The IEA was essentially left breathless by that plan, calling it “ambitious.” Indeed, that scenario would require 10 million EVs sold annually in India by the end of the next decade, essentially ten times the number of total vehicles on the road in 2015.

Although much remains to be seen, “it is a good step that will help India to be among the global leaders in deploying a technology that is crucial to temper increasing oil import needs, local air pollution in cities, and limit CO2 emissions,” the IEA said in an emailed response to Bloomberg.

For India, the rapid transition to electrification of its auto fleet could yield $60 billion in savings between now and 2030, the government report said. To achieve the goal it would require limiting registration for gasoline and diesel cars, and it would also hinge on public subsidies for EVs and charging stations.

The proposed changes in China and India are only a few, if the most important, examples of a worldwide trend towards EVs that is just getting underway. France’s new President Emmanuel Macron said that by 2040 he hopes sales of gasoline or diesel-powered vehicles will be entirely phased out. Norway hopes to hit that threshold as soon as 2025.
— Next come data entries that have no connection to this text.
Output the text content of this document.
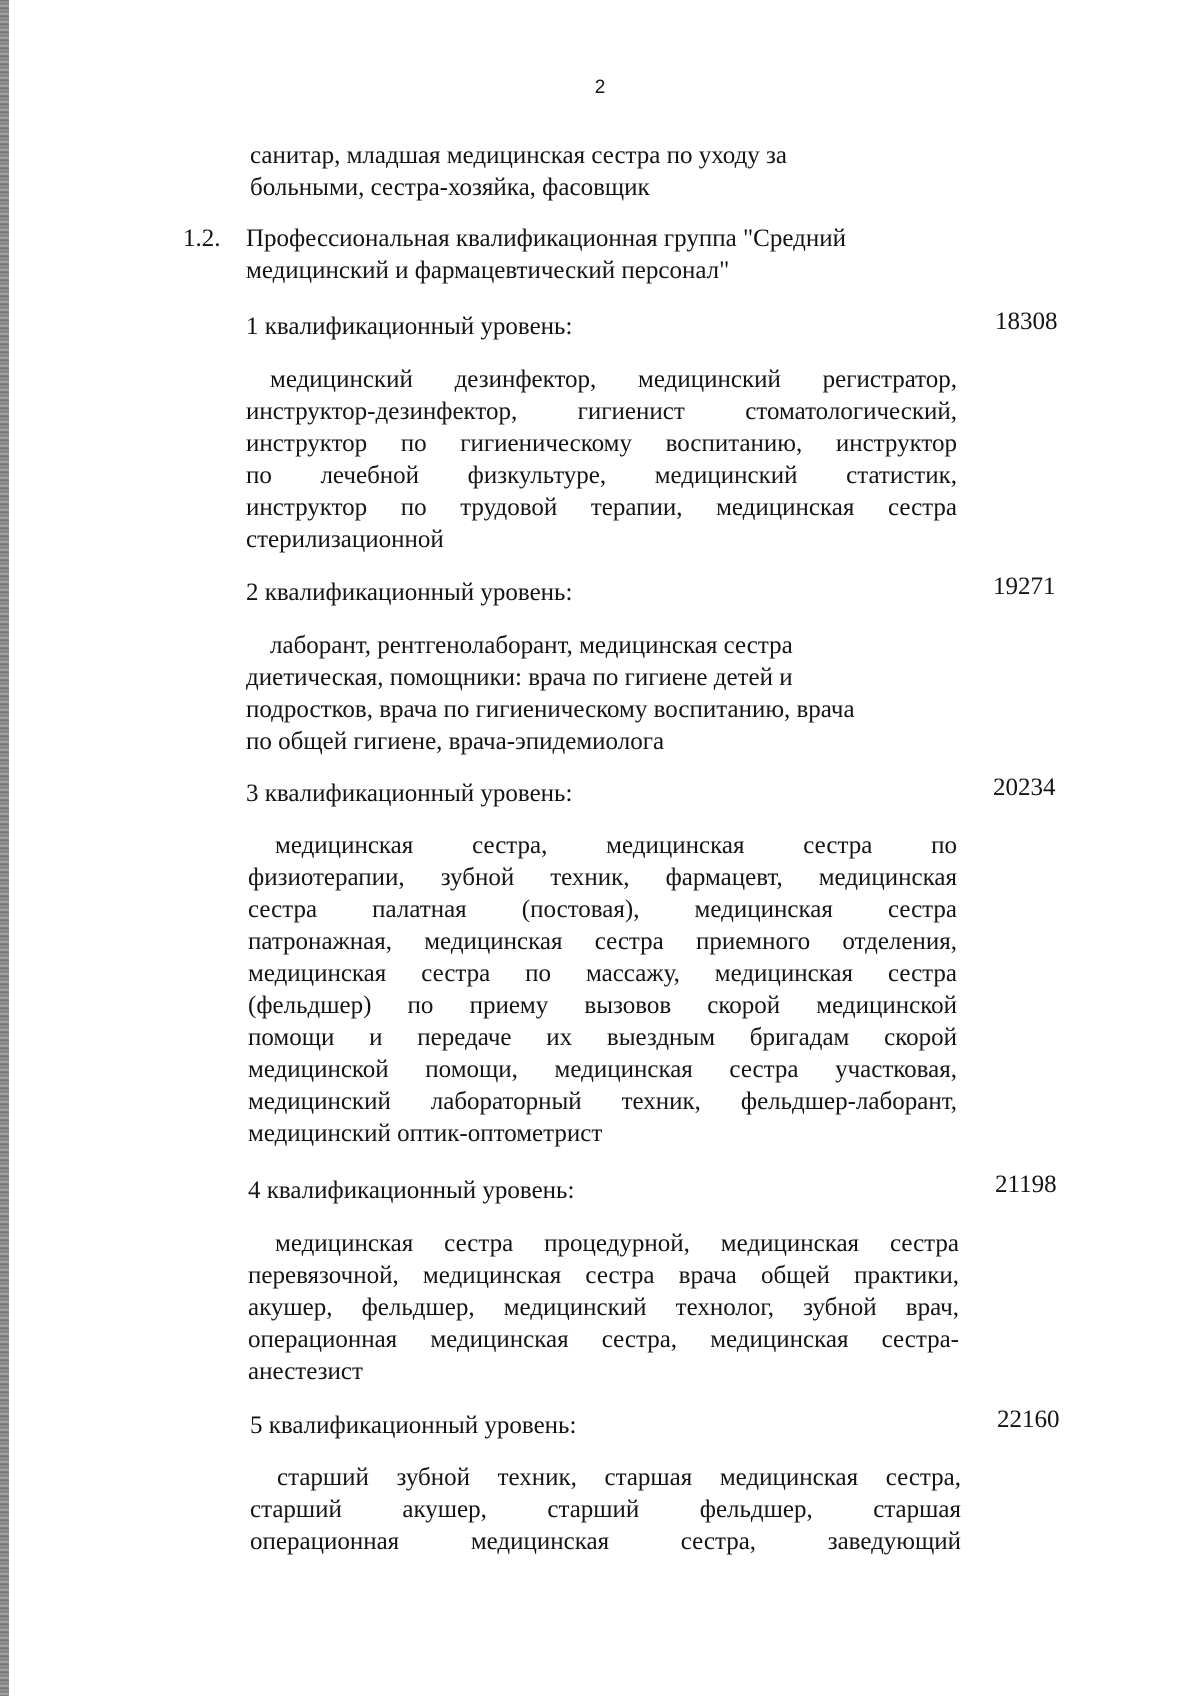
2
санитар, младшая медицинская сестра по уходу за
больными, сестра-хозяйка, фасовщик
1.2. Профессиональная квалификационная группа "Средний
медицинский и фармацевтический персонал"
1 квалификационный уровень:	18308
медицинский дезинфектор, медицинский регистратор,
инструктор-дезинфектор, гигиенист стоматологический,
инструктор по гигиеническому воспитанию, инструктор
по лечебной физкультуре, медицинский статистик,
инструктор по трудовой терапии, медицинская сестра
стерилизационной
2 квалификационный уровень:	19271
лаборант, рентгенолаборант, медицинская сестра
диетическая, помощники: врача по гигиене детей и
подростков, врача по гигиеническому воспитанию, врача
по общей гигиене, врача-эпидемиолога
3 квалификационный уровень:	20234
медицинская сестра, медицинская сестра по
физиотерапии, зубной техник, фармацевт, медицинская
сестра палатная (постовая), медицинская сестра
патронажная, медицинская сестра приемного отделения,
медицинская сестра по массажу, медицинская сестра
(фельдшер) по приему вызовов скорой медицинской
помощи и передаче их выездным бригадам скорой
медицинской помощи, медицинская сестра участковая,
медицинский лабораторный техник, фельдшер-лаборант,
медицинский оптик-оптометрист
4 квалификационный уровень:	21198
медицинская сестра процедурной, медицинская сестра
перевязочной, медицинская сестра врача общей практики,
акушер, фельдшер, медицинский технолог, зубной врач,
операционная медицинская сестра, медицинская сестра-
анестезист
5 квалификационный уровень:	22160
старший зубной техник, старшая медицинская сестра,
старший акушер, старший фельдшер, старшая
операционная медицинская сестра, заведующий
There is a great deal of uncertainty in these targets, to say the least. Not every, or even most, of the government objectives will be reached. But it isn’t the specific numbers or dates that are important, but the directional change. EV adoption is accelerating and will likely to continue to accelerate, often in a non-linear fashion. That suggests that the IEA is indeed quite conservative in its prediction that only 1.3 mb/d of oil demand will be erased by 2040 because of EVs.